Back in the overheated flat, Frank has managed to free up Bill’s bent leg, and untangle the catheter and bag.
‘You wouldn’t want that to burst,’ he says. It certainly is full. Frank finds a jug from the bathroom and empties the noxious brown fluid into it whilst I start unpacking all the kit.
‘It’s my own stupid fault for getting up to go for a shit,’ Bill says amiably, to fill the time. ‘Pardon my French. I don’t go that often. Once every five days or so. But when I go – well, it’s like the world falling out of my arse. The Old World. Gondwana. Dinosaurs, volcanoes and all.’
We stand discussing the best way of getting him up. Like so many of the jobs we go to, it’s an exercise in improvisation. Bill tells us that he can’t rock from side to side and shuffle himself backwards onto the mangar, so we decide to get the sliding sheet underneath him, and then use that to drag him onto the cushions.
‘So I had an unenviable choice to make. Either lay in bed and shit myself, or try to make it to the loo.’ He thinks about this as we grunt and sweat trying to get the sliding sheet into position. ‘The other thing that crossed my mind was – I might get halfway, collapse in the corridor, and then shit myself.’
The sheet is in place.
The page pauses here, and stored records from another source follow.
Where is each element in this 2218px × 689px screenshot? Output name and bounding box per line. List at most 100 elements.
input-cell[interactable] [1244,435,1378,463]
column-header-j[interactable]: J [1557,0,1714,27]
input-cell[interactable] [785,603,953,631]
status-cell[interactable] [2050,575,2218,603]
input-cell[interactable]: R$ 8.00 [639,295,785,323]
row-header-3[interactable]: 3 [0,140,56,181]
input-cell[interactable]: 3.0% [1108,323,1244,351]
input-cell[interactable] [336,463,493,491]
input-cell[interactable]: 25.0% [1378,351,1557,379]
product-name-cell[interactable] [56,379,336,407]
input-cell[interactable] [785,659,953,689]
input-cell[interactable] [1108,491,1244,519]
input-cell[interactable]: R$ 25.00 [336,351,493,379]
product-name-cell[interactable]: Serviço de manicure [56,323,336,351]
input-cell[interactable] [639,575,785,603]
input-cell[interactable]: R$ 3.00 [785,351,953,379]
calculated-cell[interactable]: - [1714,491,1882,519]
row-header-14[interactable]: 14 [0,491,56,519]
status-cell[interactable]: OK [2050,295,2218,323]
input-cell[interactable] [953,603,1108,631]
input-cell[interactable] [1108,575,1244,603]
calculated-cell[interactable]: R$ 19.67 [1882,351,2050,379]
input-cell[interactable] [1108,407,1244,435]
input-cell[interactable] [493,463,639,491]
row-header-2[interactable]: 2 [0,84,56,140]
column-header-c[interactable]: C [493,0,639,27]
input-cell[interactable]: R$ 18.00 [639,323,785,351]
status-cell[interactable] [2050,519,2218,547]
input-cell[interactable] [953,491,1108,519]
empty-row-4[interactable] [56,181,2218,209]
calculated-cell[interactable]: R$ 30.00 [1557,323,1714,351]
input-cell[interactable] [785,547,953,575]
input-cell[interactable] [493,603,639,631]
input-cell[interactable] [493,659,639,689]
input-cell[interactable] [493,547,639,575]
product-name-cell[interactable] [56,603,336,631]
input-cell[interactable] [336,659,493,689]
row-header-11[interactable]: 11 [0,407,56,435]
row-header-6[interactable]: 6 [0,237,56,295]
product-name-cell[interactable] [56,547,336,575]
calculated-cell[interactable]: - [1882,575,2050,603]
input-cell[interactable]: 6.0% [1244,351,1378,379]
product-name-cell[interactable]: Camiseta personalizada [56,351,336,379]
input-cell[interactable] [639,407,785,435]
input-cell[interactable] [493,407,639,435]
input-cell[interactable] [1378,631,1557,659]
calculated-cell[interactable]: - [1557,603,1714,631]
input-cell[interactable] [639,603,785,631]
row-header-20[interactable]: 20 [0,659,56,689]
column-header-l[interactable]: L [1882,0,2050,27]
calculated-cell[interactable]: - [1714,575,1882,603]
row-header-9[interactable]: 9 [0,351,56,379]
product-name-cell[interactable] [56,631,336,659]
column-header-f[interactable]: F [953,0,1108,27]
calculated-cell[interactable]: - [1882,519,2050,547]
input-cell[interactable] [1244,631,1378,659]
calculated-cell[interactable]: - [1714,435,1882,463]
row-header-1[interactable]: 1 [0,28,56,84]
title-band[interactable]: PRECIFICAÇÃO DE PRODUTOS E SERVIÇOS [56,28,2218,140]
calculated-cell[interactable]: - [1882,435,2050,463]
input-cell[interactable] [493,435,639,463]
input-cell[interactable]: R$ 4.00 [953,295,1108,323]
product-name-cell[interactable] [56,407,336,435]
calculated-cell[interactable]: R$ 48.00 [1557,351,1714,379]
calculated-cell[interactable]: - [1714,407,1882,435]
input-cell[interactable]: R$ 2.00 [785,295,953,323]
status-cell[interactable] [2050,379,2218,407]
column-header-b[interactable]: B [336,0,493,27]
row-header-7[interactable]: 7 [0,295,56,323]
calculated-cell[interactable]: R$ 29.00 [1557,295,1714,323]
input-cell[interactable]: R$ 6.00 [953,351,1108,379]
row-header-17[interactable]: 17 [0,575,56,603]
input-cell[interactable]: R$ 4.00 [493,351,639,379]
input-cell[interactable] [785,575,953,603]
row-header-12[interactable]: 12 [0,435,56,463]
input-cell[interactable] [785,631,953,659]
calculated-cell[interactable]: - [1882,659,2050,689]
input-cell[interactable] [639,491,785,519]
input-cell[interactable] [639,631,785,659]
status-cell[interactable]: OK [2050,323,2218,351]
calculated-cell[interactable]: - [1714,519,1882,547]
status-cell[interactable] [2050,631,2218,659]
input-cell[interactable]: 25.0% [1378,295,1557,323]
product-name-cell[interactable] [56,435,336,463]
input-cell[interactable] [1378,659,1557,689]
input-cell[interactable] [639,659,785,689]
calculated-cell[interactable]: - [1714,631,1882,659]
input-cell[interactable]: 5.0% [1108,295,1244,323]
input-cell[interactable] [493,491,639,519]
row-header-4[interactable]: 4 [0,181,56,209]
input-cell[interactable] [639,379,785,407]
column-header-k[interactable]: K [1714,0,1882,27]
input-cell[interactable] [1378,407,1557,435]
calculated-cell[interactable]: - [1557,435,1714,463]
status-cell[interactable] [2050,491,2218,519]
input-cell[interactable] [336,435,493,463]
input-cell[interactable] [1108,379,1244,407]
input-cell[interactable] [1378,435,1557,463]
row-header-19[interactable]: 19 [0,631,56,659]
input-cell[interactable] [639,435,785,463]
We agree that this option was probably the cleanest, if not the easiest.
We step over Bill and each other and fumble around for hand grips, and then one, two, three – haul him back onto the cushions.
‘There she blows,’ he says. I plug in the air hoses to the four cushions, and when Frank has himself in a position where he can stabilise Bill, I start inflating. He rises up.
‘It’s a miracle!’, he says, ‘A levitating saint! God, that’s easier on my arse.’
The cushions reach their maximum height and the job is looking more manageable. Bill says he doesn’t feel confident about standing up and walking just yet, but he doesn’t want to go back to bed, either. He says he wants to go into the front room and sit at his computer. He says the best way to do this would be to bring his office chair through. He can transfer onto that, and we can wheel him in.
When we get him into the office chair, it bends precariously.
‘Are you sure this is a good idea, mate?’, says Frank. ‘I don’t think this chair was ever designed to cope with – er – loads like this.’
‘Are you saying I’m fat?’, he says with mock indignance. ‘Well of course I’m fat. I’m a rotten old tub. But there you are. Things are what they are. Wheel me in, then. Mush!’
We pull and push the chair, which creaks alarmingly but holds. In a minute or two, he is in position before a well-ordered computer desk. I go back into the hallway to pack away the equipment. When I re-join them in the front room, Frank is completing the paperwork and Bill is telling him about his life.
‘I used to teach the trumpet. Played in bands, taught, travelled the world. But age and this fucking arthritis took over and gradually, gradually…’ he holds up his right hand, whose fingers are quite grossly deformed. He wiggles them a little, then puts his hand back on his lap. ‘I had a beautiful instrument. Made in 1911. Worth quite a bit. The last time I played it was May the eleventh, nineteen ninety six. Four o’clock in the afternoon. Then I put it in its case and gave it to a good friend of mine. Because an instrument like that was built to be played, not just dusted off now and again.’
Frank gets a signature on the form and we stand to leave.
‘Thank you gentlemen,’ he says, ‘I know you’re busy. I hope I shan’t be needing you again.’